Sur le plan extérieur, la seconde révolution égyptienne ou le coup d’État militaire, comme l’appelle les Frères musulmans, en juillet 2013, a fait peur aux Nahdhaouis qui voyaient venir la fin de leur règne à l’instar de celui des Frères musulmans en Égypte, dont le président élu, Mohamed Morsi, sera jugé et condamné et mourra même en prison quelques années plus tard.

Une éclipse de courte durée

C’est dans cette atmosphère devenue irrespirables pour les islamistes et lourde de menaces, sur les plans intérieur et extérieur, que le gouvernement Larayedh a jeté l’éponge et cédé le témoin à celui de Jomaa. Le dialogue national parrainé et conduit par le quartet constitué par l’UGTT, l’Utica, la LTDH et l’Ordre des avocats a pour ainsi dire facilité la sortie aux islamistes et leur a permis de se replier tout en gardant un pied ferme dans l’appareil de l’État, prélude à leur retour, dès 2015, à la faveur d’une alliance contre-nature avec Nidaa Tounes, le parti dit «moderniste» conduit par feu Béji Caïd Essebsi, dont on mesure aujourd’hui à peine tout le mal que, par son laxisme, il a causé à la Tunisie durant ses cinq années de règne.

Le 10e congrès du parti Ennahdha, qui s’est déroulé les 19, 20 et 21 mai 2016, à Hammamet puis à Radès, n’a pas rompu avec le «référent religieux» comme l’affirment mensongèrement les dirigeants islamistes.

D’ailleurs, le soir de l’ouverture du congrès, les ténors du parti islamiste déclaraient dans une sorte de casuistique qui ne trompe personne: «Nous n’avons pas abandonné nos références religieuses; nous procédons uniquement à une spécialisation de l’action de notre mouvement avec la séparation entre la politique et la prédication».

D’ailleurs Sadok Chourou que Habib Ellouz, entre autres dirigeants réputés pour leur salafisme actif, ont gardé leur place au sein des instances du mouvement et continué à conduire, via des associations aux financements obscurs et douteux, la stratégie d’Ennahdha en matière de «réislamisation» de la société… par le bas, en utilisant notamment les mosquées et les écoles dites coraniques.

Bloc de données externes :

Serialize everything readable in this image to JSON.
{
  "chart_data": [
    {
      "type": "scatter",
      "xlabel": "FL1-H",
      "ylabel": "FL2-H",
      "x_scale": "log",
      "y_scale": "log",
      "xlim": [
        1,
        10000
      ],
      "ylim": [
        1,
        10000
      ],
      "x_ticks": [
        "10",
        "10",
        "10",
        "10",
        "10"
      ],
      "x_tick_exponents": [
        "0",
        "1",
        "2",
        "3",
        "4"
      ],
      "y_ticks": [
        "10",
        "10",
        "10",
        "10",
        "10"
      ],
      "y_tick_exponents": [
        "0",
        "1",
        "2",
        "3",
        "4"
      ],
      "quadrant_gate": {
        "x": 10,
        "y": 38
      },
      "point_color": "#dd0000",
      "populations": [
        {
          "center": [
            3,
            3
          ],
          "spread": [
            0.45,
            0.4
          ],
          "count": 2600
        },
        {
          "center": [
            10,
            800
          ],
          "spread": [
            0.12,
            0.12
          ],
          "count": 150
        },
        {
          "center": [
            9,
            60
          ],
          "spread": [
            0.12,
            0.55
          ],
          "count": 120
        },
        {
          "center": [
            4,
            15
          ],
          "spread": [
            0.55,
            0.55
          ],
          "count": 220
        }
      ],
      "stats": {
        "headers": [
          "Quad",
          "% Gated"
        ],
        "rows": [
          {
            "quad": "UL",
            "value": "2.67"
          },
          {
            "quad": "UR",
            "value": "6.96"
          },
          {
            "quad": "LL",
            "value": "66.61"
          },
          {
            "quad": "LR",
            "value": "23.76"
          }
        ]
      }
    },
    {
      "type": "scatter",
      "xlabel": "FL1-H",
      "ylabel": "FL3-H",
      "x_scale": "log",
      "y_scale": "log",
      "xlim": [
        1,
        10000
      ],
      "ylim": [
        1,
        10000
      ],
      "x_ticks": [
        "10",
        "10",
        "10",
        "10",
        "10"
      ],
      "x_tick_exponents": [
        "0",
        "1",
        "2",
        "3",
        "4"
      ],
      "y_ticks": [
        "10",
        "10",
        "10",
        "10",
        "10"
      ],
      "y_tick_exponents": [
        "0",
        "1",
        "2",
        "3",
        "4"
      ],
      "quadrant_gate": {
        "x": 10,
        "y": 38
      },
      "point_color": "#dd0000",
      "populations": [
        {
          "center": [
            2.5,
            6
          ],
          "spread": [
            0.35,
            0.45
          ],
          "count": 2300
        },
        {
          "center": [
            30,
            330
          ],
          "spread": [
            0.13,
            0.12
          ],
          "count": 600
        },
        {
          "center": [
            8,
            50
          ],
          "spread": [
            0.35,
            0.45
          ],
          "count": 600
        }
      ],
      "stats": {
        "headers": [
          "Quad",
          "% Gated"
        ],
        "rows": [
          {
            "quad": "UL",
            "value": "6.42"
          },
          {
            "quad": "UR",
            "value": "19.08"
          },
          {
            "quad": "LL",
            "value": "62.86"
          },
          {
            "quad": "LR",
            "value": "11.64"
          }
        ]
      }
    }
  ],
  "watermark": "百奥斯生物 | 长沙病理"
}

Sur le plan politique, Ennahdha a cherché à redorer son blason pour apparaître sous un visage avenant aux yeux de l’opinion publique nationale et internationale. C’est dans ce cadre que s’inscrit la visite effectuée en France, en juin 2016, par une délégation présidée par Rached Ghannouchi et qui a été reçue successivement par Claude Bartolone, alors président de l’Assemblée Nationale, Elisabeth Guigou, présidente de la Commission des affaires étrangères, l’ancien Premier ministre Jean-Pierre Raffarin, Jacques Lang, président de l’Institut du monde arabe (IMA), les dirigeants du Medef, le patronat français, et d’autres personnalités françaises.

Cette visite a été organisée par François Gouyette, ancien ambassadeur de France en Tunisie, à la demande de M. Ghannouchi et avec l’aval et l’appui du président de la république Béji Caid Essebsi. Les islamistes voulaient faire accréditer l’idée qu’Ennahdha est devenu un parti civil, moderne et démocrate, un grand mensonge repris à leur compte par les médias occidentaux, toujours prêts à se laisser tromper avec cette crédulité qu’on leur connaît. «Désormais, la priorité pour nous est l’action économique», déclarait le chef du parti, Rached Ghannouchi et on connaît aujourd’hui où en est l’économie tunisienne, après dix ans de pouvoir islamiste : pays au bord de la banqueroute.